Along the way he set another goal, one saying he wouldn't go beyond four years of college to get his degree, promising himself that he'd stay focused and work to get it done within four years. He accomplished that goal.
The young man graduated from college and began his pursuit of law enforcement agencies where he might be accepted into their program. He began testing for positions in police/sheriff's departments, and sent out numerous online applications, some up to 40 pages long, hoping anyone would offer him an interview, or anything necessary to get an invitation to their academy.
Being somewhat impatient at times, discouragement surfaced while he worked two ... sometimes three, jobs waiting for an opportunity. About eight months after college graduation, he received a call inviting him to take a written test for a police department academy. If he passed, they'd offer him a chance to take the strength/endurance test. He passed both and an interview was scheduled for a month later. He got through the interview and a background check was begun on him. After that was okayed, a second interview in front of a panel of six people from the police department was scheduled, and after completion of that, he was extended an invitation to attend the police academy which would begin just slightly more than a year after his college graduation.
Thirty-nine candidates began training together. Their academy training was extremely "boot camp" like. The summer was unbearably hot (temperatures often over 100), but he and 29 more of those 39 young men and women, all sharing the same dream, worked together, stayed together, pushed each other and survived training, and stood as a group six months later, being issued their badge, and seeing their dream come true.
I'm lucky because I got to see all this happen first hand, from dream to reality, as nine days ago I witnessed the oath of, shook the hand of, and gave a hug to, Officer Jonathan Lombardo, now a member of the Chesterfield County Virginia Police Department.

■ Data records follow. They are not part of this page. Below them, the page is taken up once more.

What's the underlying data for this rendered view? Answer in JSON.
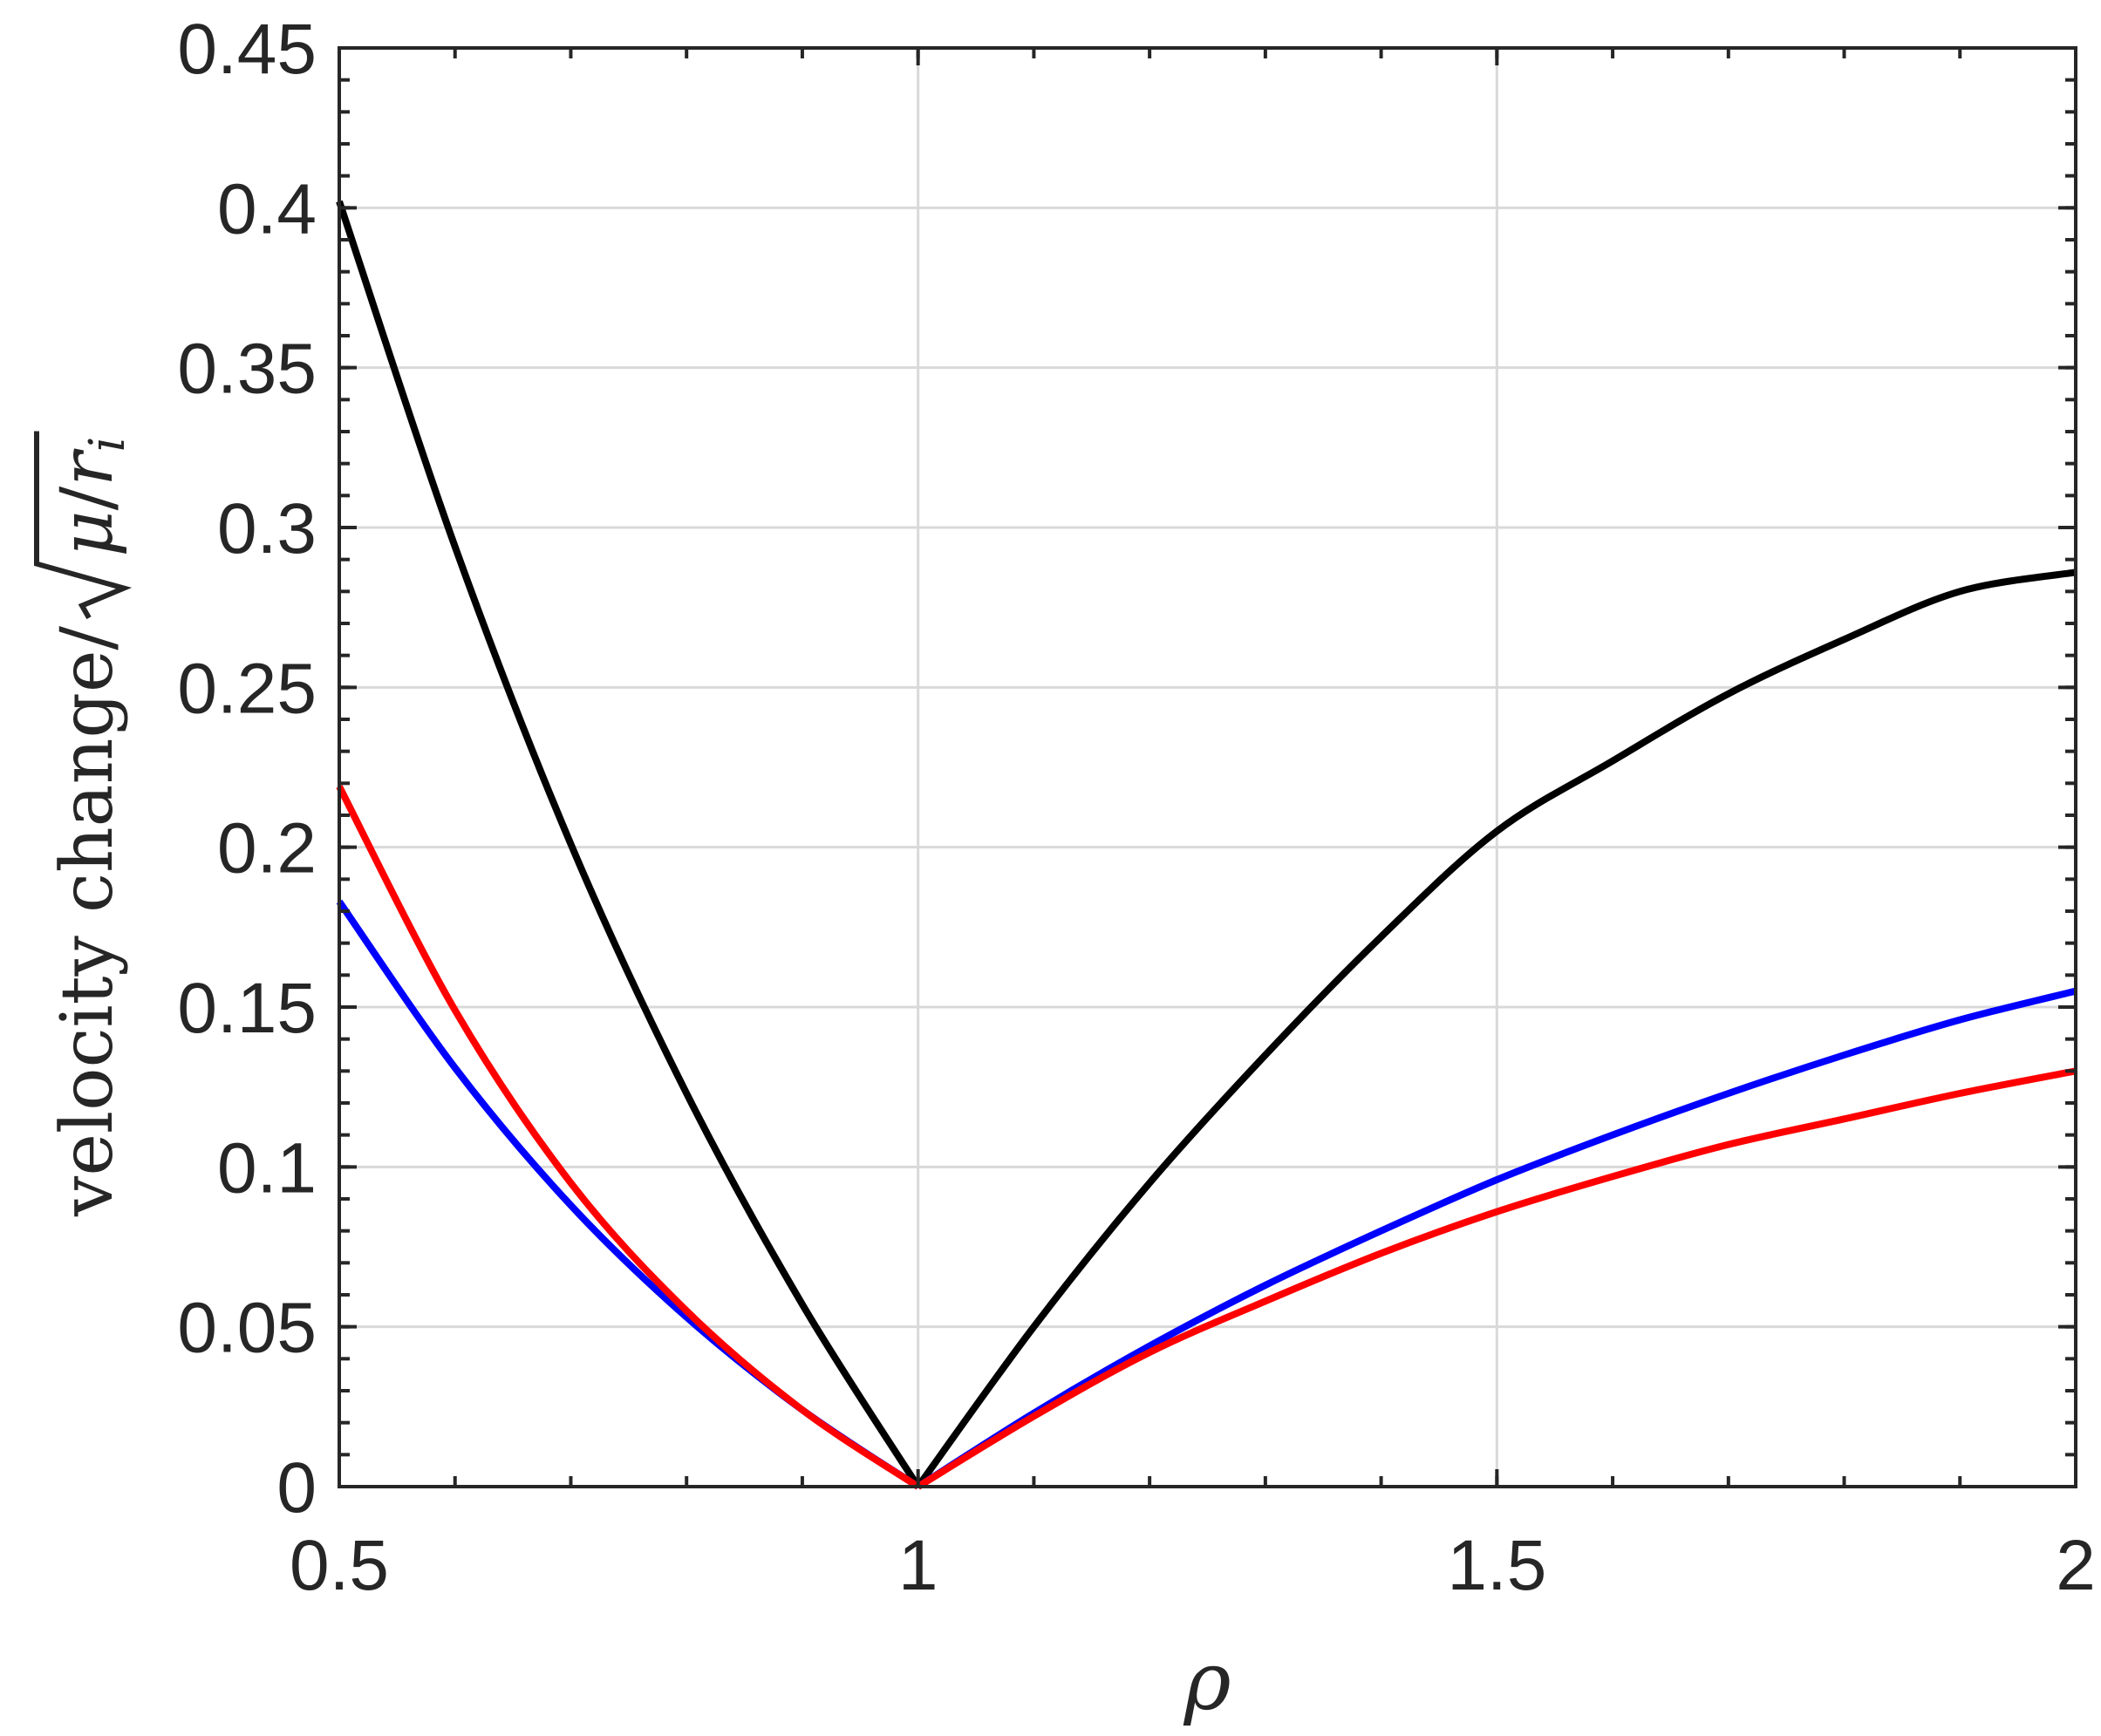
{
  "chart_data": {
    "type": "line",
    "title": "",
    "xlabel": "ρ",
    "ylabel": {
      "prefix": "velocity change/",
      "radicand_mu": "μ",
      "radicand_slash": "/",
      "radicand_r": "r",
      "radicand_sub": "i"
    },
    "xlim": [
      0.5,
      2
    ],
    "ylim": [
      0,
      0.45
    ],
    "xticks": [
      0.5,
      1,
      1.5,
      2
    ],
    "xtick_labels": [
      "0.5",
      "1",
      "1.5",
      "2"
    ],
    "yticks": [
      0,
      0.05,
      0.1,
      0.15,
      0.2,
      0.25,
      0.3,
      0.35,
      0.4,
      0.45
    ],
    "ytick_labels": [
      "0",
      "0.05",
      "0.1",
      "0.15",
      "0.2",
      "0.25",
      "0.3",
      "0.35",
      "0.4",
      "0.45"
    ],
    "grid": true,
    "legend": "none",
    "series": [
      {
        "color": "#000000",
        "x": [
          0.5,
          0.6,
          0.7,
          0.8,
          0.9,
          1.0,
          1.1,
          1.2,
          1.3,
          1.4,
          1.5,
          1.6,
          1.7,
          1.8,
          1.9,
          2.0
        ],
        "y": [
          0.402,
          0.294,
          0.201,
          0.123,
          0.057,
          0.0,
          0.05,
          0.095,
          0.135,
          0.172,
          0.205,
          0.227,
          0.248,
          0.265,
          0.28,
          0.286
        ]
      },
      {
        "color": "#0000ff",
        "x": [
          0.5,
          0.6,
          0.7,
          0.8,
          0.9,
          1.0,
          1.1,
          1.2,
          1.3,
          1.4,
          1.5,
          1.6,
          1.7,
          1.8,
          1.9,
          2.0
        ],
        "y": [
          0.183,
          0.131,
          0.088,
          0.053,
          0.024,
          0.0,
          0.023,
          0.044,
          0.063,
          0.08,
          0.096,
          0.11,
          0.123,
          0.135,
          0.146,
          0.155
        ]
      },
      {
        "color": "#ff0000",
        "x": [
          0.5,
          0.6,
          0.7,
          0.8,
          0.9,
          1.0,
          1.1,
          1.2,
          1.3,
          1.4,
          1.5,
          1.6,
          1.7,
          1.8,
          1.9,
          2.0
        ],
        "y": [
          0.219,
          0.149,
          0.095,
          0.055,
          0.024,
          0.0,
          0.022,
          0.042,
          0.058,
          0.073,
          0.086,
          0.097,
          0.107,
          0.115,
          0.123,
          0.13
        ]
      }
    ]
  }
}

Tears welled during the ceremony as I recalled every uniform he ever wore (batboy, school, altar server, soccer, basketball, and all the baseball uniforms) up to the uniform he was wearing at that moment when Sally and I had the honor of pinning on his shield.
What makes me proudest, in all this, is that Jon focused hard on what he wanted to do, with baseball, college and life. He set goals, his course, and stayed that course, physically getting to answer the question asked of him many years ago, "What do you want to be when you grow up?"
Thanks to all of you who helped him arrive at his answer.